Der Salon EPHJ-EPMT-SMT 2016, die wichtigsten Eindrücke

Der alljährlich in Genf auf dem Gelände der Palexpo stattfindende Salon EPHJ-EPMT-SMT ist eine der weltweit wichtigsten Messen zu den Themen Mikromechanik und Präzisionstechnik.

 

 

Die über 4 Tage dauernde Messe gliedert sich in die Bereiche Uhrmacherei und Schmuck sowie Mikrotechnologie und Medizintechnik. Mit 881 Ausstellern aus aller Welt und mehr als 20.000 Besuchern konnte 2016 ein neuer Rekord verzeichnet werden.

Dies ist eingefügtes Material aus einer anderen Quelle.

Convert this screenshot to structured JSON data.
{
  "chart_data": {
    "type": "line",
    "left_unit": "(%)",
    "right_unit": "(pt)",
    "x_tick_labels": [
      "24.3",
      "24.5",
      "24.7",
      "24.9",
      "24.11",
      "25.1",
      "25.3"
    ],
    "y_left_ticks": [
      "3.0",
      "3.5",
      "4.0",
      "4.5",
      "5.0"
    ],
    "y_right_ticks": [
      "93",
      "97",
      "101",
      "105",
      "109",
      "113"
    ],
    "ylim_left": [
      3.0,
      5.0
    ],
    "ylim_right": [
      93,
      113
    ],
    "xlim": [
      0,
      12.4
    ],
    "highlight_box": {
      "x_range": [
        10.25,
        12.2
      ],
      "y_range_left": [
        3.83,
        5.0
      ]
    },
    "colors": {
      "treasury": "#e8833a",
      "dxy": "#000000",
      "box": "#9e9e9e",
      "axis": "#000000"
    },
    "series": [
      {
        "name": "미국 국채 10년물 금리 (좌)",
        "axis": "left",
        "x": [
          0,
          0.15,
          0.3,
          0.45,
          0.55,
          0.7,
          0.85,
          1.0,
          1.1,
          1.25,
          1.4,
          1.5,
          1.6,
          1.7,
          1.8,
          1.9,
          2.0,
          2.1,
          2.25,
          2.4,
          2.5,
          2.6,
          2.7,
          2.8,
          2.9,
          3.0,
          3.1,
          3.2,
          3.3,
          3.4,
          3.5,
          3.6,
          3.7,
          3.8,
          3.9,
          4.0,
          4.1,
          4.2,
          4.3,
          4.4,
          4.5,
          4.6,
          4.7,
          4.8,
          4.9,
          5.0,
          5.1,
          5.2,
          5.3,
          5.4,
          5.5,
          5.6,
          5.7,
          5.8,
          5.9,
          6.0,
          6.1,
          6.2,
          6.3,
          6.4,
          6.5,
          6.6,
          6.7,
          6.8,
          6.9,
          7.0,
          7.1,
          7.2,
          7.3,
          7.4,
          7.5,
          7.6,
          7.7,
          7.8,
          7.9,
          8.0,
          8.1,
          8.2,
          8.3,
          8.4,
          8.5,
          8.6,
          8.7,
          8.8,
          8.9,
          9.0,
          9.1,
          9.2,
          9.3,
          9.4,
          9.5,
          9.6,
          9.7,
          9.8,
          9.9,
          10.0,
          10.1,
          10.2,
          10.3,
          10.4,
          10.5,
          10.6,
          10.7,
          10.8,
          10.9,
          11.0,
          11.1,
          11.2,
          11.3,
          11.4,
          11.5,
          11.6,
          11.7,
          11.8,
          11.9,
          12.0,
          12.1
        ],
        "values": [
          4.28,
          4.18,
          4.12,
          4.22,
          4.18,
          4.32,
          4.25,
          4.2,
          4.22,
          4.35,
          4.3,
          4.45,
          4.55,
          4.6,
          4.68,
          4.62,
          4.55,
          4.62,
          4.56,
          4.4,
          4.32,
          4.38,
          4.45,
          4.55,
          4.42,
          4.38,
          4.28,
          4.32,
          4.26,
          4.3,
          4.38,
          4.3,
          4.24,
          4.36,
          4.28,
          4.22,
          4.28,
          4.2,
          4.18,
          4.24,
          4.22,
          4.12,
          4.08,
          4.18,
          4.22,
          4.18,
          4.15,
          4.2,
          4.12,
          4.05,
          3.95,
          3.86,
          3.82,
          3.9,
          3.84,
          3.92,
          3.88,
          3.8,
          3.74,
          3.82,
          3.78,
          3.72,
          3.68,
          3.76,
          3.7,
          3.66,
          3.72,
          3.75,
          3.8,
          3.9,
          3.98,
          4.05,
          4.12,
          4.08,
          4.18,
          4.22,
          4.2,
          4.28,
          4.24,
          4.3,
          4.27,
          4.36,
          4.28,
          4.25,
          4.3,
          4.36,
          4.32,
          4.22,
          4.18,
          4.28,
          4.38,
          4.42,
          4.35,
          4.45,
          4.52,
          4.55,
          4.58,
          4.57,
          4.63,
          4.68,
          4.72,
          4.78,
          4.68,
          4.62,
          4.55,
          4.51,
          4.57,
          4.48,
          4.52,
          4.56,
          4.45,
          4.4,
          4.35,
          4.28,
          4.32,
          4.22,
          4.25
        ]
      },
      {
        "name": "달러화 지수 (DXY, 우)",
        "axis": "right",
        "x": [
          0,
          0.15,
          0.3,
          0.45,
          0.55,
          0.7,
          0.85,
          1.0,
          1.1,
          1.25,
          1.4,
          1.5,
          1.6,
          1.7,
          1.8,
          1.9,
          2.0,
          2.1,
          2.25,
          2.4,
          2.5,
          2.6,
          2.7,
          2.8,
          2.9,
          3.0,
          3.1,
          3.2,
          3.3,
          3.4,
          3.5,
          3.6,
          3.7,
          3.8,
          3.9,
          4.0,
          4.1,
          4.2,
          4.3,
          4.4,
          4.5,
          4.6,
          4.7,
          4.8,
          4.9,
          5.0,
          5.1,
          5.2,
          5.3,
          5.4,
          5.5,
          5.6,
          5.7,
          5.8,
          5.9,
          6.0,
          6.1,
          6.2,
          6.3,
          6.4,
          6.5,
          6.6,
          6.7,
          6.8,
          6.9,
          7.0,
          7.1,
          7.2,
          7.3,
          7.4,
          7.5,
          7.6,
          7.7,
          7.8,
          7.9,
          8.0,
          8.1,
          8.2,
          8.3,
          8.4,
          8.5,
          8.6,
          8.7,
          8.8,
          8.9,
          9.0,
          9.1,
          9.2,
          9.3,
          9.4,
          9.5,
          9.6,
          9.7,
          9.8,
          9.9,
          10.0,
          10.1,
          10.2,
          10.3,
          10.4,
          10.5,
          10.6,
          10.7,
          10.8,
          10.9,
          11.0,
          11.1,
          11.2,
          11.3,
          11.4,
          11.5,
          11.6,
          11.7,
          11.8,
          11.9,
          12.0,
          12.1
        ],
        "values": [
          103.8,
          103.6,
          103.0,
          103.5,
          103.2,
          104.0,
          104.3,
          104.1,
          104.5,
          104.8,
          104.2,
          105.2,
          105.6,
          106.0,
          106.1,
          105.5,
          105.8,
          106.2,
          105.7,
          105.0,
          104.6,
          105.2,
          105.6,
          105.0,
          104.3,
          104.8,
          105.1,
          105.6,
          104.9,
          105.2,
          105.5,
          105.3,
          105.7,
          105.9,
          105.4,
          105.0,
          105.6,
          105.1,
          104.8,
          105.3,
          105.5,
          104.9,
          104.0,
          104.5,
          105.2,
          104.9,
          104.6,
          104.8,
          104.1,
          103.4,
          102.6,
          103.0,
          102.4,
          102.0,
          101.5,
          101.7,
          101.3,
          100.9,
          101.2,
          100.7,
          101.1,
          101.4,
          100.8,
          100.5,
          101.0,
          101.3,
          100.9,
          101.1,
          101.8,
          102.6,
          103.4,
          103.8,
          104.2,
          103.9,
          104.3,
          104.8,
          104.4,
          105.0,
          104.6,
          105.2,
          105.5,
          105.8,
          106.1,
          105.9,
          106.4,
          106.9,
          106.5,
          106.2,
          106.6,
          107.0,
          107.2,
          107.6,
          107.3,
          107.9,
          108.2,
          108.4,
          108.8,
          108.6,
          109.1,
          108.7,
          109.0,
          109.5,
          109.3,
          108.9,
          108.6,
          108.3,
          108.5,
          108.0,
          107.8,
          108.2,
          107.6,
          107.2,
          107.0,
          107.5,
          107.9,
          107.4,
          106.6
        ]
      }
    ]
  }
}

Auch im fünfzehnten Jahr des Bestehens konnten die Veranstalter eine überwiegend positive Bilanz ziehen.

 

 

Begleitend zu den Vorbereitungen der Messe wurde auf Initiative der Messeleitung eine Umfrage unter rund 1000 jungen Schweizerinnen und Schweizer im Alter von 16 – 25 Jahren durchgeführt. Diese wurden nach ihrem Verhältnis zur Uhr im Allgemeinen und zu Uhren aus Schweizer Produktion (Swiss Made) im Besonderen gefragt. Das Ergebnis war überraschend positiv, auch unter Berücksichtigung der Veränderungen, die die voranschreitende Digitalisierung durch die Nutzung von Smartphones und zukünftig vermehrt auch Wearables oder Smartwatches mit sich bringen werden. Die Details dazu können hier eingesehen werden.

Gleichwohl haben sich aber die wirtschaftlichen Rahmenbedingungen verändert und bereiten in ihrer aktuellen Form dem ein oder anderen Zulieferbetrieb ziemliches Kopfzerbrechen, insbesondere jenen, die in hohem Maße von der Uhrenindustrie abhängig sind.

Durch den seit vielen Monaten in Folge rückläufigen Absatz von Uhren auf den internationalen Märkten kam es bereits zu ersten Entlassungen und vielerorts zum Auslaufen bzw. Aufheben von Zeitverträgen. Überraschenderweise, so erfuhren wir, findet die Abkühlung nicht nur auf den Märkten in Asien und Russland, sondern auch in den USA statt. Dies bleibt auch in der Zulieferbranche für Hochpräzisionsteile und Fertigungsmittel nicht ohne Folgen.

Bild:
Entwicklung der Schweizer Uhrenexporte von Jun. 2015 – Mai 2016
Quelle: La Fédération de l’Horlogérie Suisse

 

Wohl dem, der auf weitere Standbeine, wie die Belieferung der Automobilindustrie oder der Medizintechnik, zurückgreifen und so für Ausgleich sorgen kann.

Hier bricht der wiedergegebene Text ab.